為了驗證我的猜想,我又刨開了另一個大雪包,果然,又是一隻美洲豹,同樣的傷口,同樣的死因。
什麼東西能把這麼大隻的美洲豹給弄死呢?
難道是劍齒虎?
但劍齒虎吃東西有這麼挑剔嗎?況且,冰天雪地,食物短缺,不至於這麼浪費吧?
而且,劍齒虎也沒比美洲豹大多少,這兩隻家夥像是被秒殺的,劍齒虎是否具備這個能力,還得打個問號。
氣氛頓時變得恐懼起來,我下意識地四下逡巡,心兒怦怦直跳,難不成這叢林還隱藏著一種更加可怕的掠食者?
一想到這裡,我有些毛骨悚然,這些美洲豹剩下的肉倒是還能吃,我們食物短缺,也顧不得嫌棄了。
於是,我將兩隻美洲豹用繩子綁起來,掛在身上,艱難地朝半山腰走去,一個小時後,總算到了營地,大家一看到我今天收獲了這麼多東西,喜不自勝。
“凡哥,你也太棒了吧!我們簡直愛死你了……”
“凡哥哥,能遇見你,真是我們的幸運……”
“凡哥,你以後就是我的男神了!”
“……”
甚至,連米娜米大小姐,都難得對我露出了讚賞之情。
唯獨顧廷芳,看著那兩具美洲豹的屍體,若有所思,好幾次欲言又止。
她應該看出來什麼了!
不過當下我也沒把自己的疑惑告訴她們,免得引起恐慌,趁著天還未黑,我抓緊時間去外麵砍了些木樁回來,用來頂門,剩下的木料,則在洞口周圍弄了倒木樁,設置了陷阱。

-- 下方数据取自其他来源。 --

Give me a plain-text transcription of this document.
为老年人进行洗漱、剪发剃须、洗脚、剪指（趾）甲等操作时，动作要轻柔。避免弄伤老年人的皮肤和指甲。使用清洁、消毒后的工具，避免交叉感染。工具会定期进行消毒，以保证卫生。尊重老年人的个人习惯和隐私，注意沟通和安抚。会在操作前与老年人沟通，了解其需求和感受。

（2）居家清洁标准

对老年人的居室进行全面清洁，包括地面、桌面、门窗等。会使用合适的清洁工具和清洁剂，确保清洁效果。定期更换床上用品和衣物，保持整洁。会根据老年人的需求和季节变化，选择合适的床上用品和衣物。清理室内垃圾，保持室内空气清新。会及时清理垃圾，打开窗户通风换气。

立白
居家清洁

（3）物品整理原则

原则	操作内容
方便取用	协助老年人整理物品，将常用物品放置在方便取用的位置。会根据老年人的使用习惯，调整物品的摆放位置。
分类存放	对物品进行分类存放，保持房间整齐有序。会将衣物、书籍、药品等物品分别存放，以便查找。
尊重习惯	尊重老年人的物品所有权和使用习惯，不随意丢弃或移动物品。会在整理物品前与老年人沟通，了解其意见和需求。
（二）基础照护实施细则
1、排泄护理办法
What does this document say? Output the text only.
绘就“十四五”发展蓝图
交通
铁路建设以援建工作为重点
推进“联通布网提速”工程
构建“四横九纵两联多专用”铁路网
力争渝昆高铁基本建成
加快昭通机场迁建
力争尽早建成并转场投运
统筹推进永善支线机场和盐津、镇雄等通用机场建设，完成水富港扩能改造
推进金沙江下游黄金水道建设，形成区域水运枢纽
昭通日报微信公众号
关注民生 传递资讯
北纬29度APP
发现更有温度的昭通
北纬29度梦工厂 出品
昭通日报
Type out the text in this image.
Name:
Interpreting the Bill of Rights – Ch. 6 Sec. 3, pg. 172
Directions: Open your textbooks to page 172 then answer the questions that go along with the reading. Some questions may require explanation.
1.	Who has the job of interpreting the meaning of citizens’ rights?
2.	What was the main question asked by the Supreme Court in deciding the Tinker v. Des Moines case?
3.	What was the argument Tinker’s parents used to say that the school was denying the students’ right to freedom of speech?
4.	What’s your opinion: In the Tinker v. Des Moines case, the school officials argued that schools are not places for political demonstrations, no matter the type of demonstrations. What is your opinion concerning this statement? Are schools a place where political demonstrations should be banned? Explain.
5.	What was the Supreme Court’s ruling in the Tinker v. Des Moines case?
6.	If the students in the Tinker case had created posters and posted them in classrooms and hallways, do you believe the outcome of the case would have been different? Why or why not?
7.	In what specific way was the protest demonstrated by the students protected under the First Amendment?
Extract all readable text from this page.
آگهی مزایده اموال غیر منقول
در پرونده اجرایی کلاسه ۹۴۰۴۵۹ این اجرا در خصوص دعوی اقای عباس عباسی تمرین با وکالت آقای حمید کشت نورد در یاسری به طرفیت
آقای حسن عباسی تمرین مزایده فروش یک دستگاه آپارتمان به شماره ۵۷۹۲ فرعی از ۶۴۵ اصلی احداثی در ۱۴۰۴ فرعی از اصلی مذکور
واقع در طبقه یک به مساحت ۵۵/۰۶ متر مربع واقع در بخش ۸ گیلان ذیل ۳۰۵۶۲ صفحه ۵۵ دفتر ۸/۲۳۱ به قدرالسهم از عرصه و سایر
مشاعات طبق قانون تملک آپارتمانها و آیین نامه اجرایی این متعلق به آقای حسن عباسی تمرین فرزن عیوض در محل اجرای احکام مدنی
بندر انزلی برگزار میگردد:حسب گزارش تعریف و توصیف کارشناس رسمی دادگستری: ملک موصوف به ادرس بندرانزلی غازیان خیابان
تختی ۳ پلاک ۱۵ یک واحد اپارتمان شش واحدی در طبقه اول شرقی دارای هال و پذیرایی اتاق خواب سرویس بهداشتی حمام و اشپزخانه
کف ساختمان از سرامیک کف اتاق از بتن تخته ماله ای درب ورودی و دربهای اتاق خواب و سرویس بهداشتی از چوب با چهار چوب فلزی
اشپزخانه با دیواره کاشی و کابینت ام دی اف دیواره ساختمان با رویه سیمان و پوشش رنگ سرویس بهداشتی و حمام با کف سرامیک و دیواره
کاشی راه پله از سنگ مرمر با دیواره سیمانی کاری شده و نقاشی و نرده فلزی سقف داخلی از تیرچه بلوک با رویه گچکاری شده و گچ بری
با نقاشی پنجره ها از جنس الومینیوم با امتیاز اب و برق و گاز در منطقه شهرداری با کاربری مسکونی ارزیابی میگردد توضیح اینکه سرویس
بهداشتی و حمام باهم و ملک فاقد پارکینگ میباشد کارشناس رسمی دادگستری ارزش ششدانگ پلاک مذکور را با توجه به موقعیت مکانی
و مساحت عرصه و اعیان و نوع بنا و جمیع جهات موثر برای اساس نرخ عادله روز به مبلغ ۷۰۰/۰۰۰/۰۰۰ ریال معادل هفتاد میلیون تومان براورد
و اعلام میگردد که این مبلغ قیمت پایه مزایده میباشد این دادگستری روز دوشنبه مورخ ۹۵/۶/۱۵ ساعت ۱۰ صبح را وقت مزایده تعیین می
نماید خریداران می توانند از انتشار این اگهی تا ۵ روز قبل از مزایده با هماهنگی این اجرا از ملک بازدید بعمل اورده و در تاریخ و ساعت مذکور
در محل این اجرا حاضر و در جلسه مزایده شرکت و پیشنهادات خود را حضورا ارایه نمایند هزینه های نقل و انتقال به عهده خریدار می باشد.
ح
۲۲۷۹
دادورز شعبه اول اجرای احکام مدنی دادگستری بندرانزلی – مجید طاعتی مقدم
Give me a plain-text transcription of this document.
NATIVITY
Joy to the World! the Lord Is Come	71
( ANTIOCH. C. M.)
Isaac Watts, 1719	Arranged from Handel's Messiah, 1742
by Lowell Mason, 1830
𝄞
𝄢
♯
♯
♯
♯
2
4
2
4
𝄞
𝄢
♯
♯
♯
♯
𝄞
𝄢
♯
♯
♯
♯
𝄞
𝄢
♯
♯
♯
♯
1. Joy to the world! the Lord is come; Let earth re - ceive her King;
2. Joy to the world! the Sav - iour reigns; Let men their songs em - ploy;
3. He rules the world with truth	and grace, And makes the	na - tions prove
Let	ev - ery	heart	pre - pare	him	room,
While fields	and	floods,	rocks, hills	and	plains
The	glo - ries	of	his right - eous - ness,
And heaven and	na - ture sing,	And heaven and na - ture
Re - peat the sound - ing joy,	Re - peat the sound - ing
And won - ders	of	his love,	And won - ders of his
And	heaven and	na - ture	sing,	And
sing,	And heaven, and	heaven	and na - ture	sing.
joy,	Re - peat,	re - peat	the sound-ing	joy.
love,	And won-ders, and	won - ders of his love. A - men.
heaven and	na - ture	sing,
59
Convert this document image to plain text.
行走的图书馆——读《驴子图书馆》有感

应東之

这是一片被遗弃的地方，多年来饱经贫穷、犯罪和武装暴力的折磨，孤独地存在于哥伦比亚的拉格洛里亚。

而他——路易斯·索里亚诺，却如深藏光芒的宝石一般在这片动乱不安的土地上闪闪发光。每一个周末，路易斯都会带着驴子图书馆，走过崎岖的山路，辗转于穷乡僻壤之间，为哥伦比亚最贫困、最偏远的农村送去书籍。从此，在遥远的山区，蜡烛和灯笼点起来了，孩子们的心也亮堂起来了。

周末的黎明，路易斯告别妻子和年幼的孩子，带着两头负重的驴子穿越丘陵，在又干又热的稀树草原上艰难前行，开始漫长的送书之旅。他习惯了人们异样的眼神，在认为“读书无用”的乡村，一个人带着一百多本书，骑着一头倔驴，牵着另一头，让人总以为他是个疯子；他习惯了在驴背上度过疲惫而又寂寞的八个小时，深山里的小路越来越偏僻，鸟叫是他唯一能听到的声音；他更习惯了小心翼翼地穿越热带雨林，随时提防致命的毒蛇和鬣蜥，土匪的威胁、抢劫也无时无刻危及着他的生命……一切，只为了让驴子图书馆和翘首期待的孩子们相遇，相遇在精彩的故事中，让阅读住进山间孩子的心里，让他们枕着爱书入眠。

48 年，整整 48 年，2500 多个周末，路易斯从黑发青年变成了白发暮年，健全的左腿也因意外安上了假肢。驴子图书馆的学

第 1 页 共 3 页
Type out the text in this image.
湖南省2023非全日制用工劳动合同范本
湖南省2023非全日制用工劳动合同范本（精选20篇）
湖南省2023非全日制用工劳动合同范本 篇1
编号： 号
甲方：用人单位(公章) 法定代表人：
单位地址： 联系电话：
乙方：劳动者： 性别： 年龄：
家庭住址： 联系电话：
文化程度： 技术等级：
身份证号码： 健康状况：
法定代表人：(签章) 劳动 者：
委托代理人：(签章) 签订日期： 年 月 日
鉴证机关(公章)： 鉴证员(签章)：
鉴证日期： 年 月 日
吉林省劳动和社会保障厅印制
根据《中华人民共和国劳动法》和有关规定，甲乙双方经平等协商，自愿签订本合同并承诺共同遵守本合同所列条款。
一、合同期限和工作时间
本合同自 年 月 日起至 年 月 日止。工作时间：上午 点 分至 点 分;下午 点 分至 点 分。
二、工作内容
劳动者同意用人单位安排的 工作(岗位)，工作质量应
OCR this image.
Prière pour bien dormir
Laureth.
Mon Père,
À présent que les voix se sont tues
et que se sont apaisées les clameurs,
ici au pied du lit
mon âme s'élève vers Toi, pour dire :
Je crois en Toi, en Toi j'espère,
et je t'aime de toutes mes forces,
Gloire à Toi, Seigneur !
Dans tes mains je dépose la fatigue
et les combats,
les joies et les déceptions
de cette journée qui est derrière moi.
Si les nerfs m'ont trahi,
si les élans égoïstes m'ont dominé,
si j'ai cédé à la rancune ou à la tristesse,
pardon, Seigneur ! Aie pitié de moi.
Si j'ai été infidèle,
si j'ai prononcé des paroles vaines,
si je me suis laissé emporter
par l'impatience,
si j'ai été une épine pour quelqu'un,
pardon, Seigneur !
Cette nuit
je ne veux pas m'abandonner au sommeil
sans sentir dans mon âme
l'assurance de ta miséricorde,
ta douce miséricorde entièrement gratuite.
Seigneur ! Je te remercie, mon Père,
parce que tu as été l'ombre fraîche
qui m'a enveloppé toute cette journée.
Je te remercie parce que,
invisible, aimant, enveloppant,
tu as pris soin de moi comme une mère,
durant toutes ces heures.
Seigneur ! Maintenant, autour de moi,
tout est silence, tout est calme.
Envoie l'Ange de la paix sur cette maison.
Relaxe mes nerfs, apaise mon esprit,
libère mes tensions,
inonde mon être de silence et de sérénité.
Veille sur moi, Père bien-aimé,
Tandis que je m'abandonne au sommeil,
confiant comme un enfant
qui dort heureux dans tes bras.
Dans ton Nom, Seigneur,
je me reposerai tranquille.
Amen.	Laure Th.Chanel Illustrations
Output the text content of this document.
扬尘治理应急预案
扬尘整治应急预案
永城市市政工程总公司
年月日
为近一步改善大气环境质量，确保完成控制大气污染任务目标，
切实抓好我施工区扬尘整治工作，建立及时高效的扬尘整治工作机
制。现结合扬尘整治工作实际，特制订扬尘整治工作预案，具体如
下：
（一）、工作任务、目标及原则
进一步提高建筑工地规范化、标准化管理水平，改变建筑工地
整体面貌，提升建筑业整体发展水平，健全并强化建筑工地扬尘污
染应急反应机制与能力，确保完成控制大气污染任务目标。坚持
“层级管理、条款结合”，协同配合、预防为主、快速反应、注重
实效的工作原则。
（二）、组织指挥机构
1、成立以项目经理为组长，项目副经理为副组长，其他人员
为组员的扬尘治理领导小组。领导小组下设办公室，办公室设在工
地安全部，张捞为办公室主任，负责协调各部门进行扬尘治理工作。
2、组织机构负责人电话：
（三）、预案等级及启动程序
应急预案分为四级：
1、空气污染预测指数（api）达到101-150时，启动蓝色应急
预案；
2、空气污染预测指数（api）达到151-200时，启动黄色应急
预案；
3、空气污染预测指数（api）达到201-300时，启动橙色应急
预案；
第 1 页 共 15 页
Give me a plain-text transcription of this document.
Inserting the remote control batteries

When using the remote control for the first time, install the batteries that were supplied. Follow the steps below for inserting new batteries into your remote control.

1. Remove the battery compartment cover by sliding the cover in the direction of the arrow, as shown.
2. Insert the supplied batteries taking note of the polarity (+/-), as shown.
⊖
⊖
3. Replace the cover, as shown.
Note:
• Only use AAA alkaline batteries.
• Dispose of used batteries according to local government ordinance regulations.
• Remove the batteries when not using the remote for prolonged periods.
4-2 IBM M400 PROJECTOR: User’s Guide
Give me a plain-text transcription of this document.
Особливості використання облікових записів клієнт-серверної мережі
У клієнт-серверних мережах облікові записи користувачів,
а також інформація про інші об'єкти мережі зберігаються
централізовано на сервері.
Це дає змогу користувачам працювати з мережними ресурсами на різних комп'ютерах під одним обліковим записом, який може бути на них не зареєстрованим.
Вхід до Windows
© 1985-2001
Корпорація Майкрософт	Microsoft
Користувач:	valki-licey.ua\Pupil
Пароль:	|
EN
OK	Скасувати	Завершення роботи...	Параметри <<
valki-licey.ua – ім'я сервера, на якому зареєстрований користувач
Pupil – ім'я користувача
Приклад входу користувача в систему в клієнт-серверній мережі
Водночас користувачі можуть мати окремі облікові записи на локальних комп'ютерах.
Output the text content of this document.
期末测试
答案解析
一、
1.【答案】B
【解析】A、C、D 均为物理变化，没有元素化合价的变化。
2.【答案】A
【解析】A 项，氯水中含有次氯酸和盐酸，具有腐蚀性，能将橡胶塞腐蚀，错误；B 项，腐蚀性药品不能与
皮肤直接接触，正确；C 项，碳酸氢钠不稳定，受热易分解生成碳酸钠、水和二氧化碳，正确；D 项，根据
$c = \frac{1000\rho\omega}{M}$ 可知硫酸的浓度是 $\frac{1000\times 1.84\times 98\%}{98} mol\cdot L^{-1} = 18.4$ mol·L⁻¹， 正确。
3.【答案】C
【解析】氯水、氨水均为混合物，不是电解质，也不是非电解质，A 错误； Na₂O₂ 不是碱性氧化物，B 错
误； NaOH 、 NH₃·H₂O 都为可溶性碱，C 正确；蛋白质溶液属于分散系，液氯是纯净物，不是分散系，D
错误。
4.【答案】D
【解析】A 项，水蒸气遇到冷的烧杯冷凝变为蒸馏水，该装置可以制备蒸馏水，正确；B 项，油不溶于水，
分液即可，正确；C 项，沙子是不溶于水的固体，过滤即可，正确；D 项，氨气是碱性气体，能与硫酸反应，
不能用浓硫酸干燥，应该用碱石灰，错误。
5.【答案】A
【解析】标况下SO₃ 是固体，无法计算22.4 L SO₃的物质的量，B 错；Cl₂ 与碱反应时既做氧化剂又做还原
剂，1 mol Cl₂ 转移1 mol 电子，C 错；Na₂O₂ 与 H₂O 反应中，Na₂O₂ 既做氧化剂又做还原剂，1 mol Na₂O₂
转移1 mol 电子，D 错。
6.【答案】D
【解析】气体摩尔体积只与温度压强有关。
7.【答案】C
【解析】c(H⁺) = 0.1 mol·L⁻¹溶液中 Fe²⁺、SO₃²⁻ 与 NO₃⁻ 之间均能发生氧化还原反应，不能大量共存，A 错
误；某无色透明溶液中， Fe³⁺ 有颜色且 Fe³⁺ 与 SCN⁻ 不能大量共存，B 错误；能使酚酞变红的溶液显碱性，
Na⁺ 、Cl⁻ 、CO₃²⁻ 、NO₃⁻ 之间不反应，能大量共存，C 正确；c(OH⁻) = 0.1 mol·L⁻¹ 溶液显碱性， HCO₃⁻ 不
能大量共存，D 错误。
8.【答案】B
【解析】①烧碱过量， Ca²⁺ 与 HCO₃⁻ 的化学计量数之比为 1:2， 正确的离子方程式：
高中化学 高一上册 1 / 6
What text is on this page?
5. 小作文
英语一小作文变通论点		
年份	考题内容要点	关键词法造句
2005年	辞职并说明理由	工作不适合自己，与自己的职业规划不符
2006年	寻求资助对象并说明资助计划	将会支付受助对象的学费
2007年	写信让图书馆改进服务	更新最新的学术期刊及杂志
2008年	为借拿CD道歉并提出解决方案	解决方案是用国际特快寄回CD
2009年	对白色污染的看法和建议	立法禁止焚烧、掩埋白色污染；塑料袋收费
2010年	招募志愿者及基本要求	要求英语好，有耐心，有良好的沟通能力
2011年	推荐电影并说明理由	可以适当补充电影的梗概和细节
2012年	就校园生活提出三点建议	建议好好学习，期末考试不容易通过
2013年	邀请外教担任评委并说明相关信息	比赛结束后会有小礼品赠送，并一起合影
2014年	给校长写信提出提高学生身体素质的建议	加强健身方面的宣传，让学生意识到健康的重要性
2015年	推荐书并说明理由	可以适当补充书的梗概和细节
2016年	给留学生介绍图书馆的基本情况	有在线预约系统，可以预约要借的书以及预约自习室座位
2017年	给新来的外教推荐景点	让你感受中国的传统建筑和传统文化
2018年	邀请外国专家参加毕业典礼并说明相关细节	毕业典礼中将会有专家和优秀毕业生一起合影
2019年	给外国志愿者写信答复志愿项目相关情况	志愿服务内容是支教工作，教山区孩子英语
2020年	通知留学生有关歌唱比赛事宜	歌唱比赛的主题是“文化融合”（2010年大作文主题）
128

弄好這一切,已經天黑了,我這才把自己的所見所聞告訴了眾人,側重點在那個未知的可怕掠食者身上,眾人聽聞後無不膽寒,但人在絕望的時候,總喜歡安慰自己,不然,生活就沒有盼頭了。
“凡哥哥,這座荒島這麼大,那個東西肯定去彆的地方了,怎麼會來找我們呢?”鐘玲慧怯生生地道,“一定不會的。”
“是啊,就算來了也不怕,凡哥有槍呢。”方晴雯比了比拳頭,“信凡哥,得永生!”
顧廷芳則道“我們人類體積小,它沒必要捕食我們,而且,這片區域可有很多的美洲豹和澳洲野狗,怎麼吃也吃不到我們頭上……”
“對,廷芳說的對!”米娜也歡興鼓舞地道,“我們不要自己嚇自己了。”
齊穎冷嗤道,“杞人憂天最可怕了……”
就這樣,本來一件挺恐怖的事情,被人為地化解了。
可我總是有點心神不寧,感覺忽略了一件極其重要的事情,卻怎麼也想不起來。
“算了,也許真是我杞人憂天了吧。”
此次談論就這樣結束了,不過我還是叮囑女人們,一定要小心,晚上想要上廁所的話,可以直接去那個地下暗河解決,那裡的水是流動的,不會影響到我們的水源質量。
吃過晚飯後,大家聊了會天,就相繼睡覺了,洞外,寒風肆虐,猶如鬼哭狼嚎,聽起來特彆嚇人,瞧那陣勢,暴風雨似乎又加大了,唉!運氣也是夠差,流落荒島已經就很不幸了,偏偏還遇上了這種鬼氣候。
臨睡前,我又檢查了一遍撐門的木樁,給子彈上了膛。
躺下之後,我馬上就睡著了,卻睡得不太嚴實,陷入了一種可怕的夢魘當中,明明能感知到了周圍的東西,卻怎麼也控製不了自己的身體。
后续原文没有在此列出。